Mueller–Weiss syndrome had been traditionally considered a spontaneous osteonecrosis of the navicular bone, but there is no certain pathogenetic explanation. Pathologic evidence of osteonecrosis (empty lacunae) is seen in only a minority of pathological specimens. It is frequently bilateral and associated with increased body mass. Factors that have been thought to play a role include trauma, delayed ossification of the navicular and chronic biomechanical factors that put stress on the navicular. Multiple pathogenetic theories have been proposed over the years. Pathomechanic abnormalities involve shifting of the foot bones, which leads to a paradoxic flat foot, with a varus deformity instead of a valgus. Multiple ligaments and the posterior tibial tendon attach to the navicular. These perform a significant function in acting as a dynamic stabilizer and maintaining bipedal biomechanics.Regardless of the exact cause, the pathogenesis of Mueller-Weiss syndrome is probably multifactorial and related to chronic loading on a suboptimally ossified navicular—a bone that is predisposed to central ischemia owing to its centripetal vascular perfusion arch.

==Diagnosis==
Weight-bearing radiography of the foot is the mainstay in diagnosis. MRI can be useful early in the disease to separate MWS from mimics and demonstrate bone marrow changes and effusion in adjacent joints; this will help making a diagnosis before changes on conventional weight-bearing X-rays. Despite its distinctive radiological features, Mueller–Weiss syndrome is often a diagnosis of exclusion and is felt to be under-diagnosed.
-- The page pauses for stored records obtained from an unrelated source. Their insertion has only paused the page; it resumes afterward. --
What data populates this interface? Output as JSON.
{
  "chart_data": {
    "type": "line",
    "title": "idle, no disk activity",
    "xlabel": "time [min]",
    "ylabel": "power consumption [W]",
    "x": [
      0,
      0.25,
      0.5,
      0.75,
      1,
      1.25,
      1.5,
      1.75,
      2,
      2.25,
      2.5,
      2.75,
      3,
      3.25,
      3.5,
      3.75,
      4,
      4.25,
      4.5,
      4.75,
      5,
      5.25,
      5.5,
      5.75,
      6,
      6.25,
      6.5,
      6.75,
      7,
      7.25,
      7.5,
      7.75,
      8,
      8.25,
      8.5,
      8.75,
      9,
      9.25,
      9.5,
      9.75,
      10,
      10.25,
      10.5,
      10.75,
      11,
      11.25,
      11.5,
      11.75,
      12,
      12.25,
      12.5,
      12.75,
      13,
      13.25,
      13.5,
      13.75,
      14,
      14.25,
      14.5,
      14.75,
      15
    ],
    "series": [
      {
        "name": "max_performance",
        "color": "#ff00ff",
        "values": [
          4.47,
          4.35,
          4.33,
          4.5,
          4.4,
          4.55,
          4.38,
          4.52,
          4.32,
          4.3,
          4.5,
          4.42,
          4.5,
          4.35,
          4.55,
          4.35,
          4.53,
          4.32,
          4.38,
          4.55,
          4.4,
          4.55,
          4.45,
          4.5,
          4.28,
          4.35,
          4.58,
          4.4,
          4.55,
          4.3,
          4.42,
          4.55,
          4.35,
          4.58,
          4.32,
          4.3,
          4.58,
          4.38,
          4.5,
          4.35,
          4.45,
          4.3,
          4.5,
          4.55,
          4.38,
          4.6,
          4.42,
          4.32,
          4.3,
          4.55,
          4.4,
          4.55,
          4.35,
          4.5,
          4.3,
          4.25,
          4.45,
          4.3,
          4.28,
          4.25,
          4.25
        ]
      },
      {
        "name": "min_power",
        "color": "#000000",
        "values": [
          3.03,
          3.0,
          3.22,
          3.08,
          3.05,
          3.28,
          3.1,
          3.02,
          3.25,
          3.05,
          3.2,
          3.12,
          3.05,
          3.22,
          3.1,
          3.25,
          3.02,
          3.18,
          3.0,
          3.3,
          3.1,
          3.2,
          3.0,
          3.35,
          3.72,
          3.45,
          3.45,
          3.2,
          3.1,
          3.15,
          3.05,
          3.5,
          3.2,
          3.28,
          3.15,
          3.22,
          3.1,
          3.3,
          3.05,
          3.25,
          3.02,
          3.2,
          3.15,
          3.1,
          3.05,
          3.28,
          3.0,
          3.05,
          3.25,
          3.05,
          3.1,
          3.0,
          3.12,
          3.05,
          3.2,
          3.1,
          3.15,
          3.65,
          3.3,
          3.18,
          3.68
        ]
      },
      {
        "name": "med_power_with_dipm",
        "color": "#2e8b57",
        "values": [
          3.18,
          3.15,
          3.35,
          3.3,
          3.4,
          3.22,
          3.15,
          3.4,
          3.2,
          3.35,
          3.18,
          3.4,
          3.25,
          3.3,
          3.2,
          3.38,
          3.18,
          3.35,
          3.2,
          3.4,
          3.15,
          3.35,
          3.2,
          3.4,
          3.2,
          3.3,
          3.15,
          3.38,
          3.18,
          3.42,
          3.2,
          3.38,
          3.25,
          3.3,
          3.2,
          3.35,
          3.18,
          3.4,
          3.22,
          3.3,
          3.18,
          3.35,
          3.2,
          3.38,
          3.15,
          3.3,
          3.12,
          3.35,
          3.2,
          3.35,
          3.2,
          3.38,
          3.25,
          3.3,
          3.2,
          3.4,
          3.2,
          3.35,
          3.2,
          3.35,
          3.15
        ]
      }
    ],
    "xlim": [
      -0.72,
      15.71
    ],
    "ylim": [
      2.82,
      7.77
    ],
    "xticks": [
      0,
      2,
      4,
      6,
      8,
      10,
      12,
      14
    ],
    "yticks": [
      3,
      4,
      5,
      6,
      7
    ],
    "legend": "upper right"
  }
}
Characteristic findings of conventional radiology include:
- Normal earliest in the disease
- Lateral collapse of the navicular
- Dorsomedial subluxation of the remnant navicular
- Lateral deviation of the talus

Severe disease may demonstrate:
- Pes planus (flat foot)
- Osteoarthritis of the talonavicular joint with or without the involvement of other midfoot joints

==Treatment==

Treatment should be commenced as early as possible. Initial treatment is conservative, with modalities including immobilization with orthoses (such as a walking boot) or short leg casts, activity modification, injections, physical therapy, radio frequency ablation, and anti-inflammatories. Failure of conservative management is more likely in patients with mid-foot abduction and radiologically noted talonavicular arthritis. Surgical options are reserved for greater than six months of severe pain. There is no gold standard of treatment, with many surgical approaches.
==History==
In 1927 Walther Mueller, a Leipzig orthopedic surgeon, reported a case that had severe damage to the navicular bone with compression and fragmentation.I have recently had occasion to observe changes in the os naviculare pedis in the adult, which may have some similarities with the Köhler-like disease of the adolescents, which is not yet known in this form. In 1929 Konrad Weiss, an Austrian radiologist, reported two patients with similar findings. The disease was named after them, though there had been a 1925 report by Georg Schmidt of a similar case, but with no images provided. Mueller believed the problem was congenital; Weiss believed it was an osteonecrotic process as the radiological findings were similar to Keinbock's disease, another osteonecrotic condition. Since then controversy has persisted around the cause and pathogenesis of the disease. In 1939 James Frederick Brailsford, an English radiologist, described nine cases in adult women. Mueller–Weiss syndrome is also known as Brailsford disease.

==Society and culture==
 Former Tennis player Rafael Nadal has had symptoms of Mueller–Weiss in his left foot since the early part of his tennis career, being diagnosed in 2005 at age 19. He put off surgery as long as he could. He successfully continued his career after having surgery in 2021, winning the 2022 Australian and French Opens, though continuing to play through pain. In winning the French Open he had two numbing injections and anti-inflammatories before each of his seven matches to alleviate the pain; he won the tournament playing on a numb foot. He said he would not do this again. Regarding his injury: I am not injured; I am a player living with an injury. It's something that is there, and unfortunately, my day by day is difficult, honestly. It's difficult for me to accept the situation sometimes.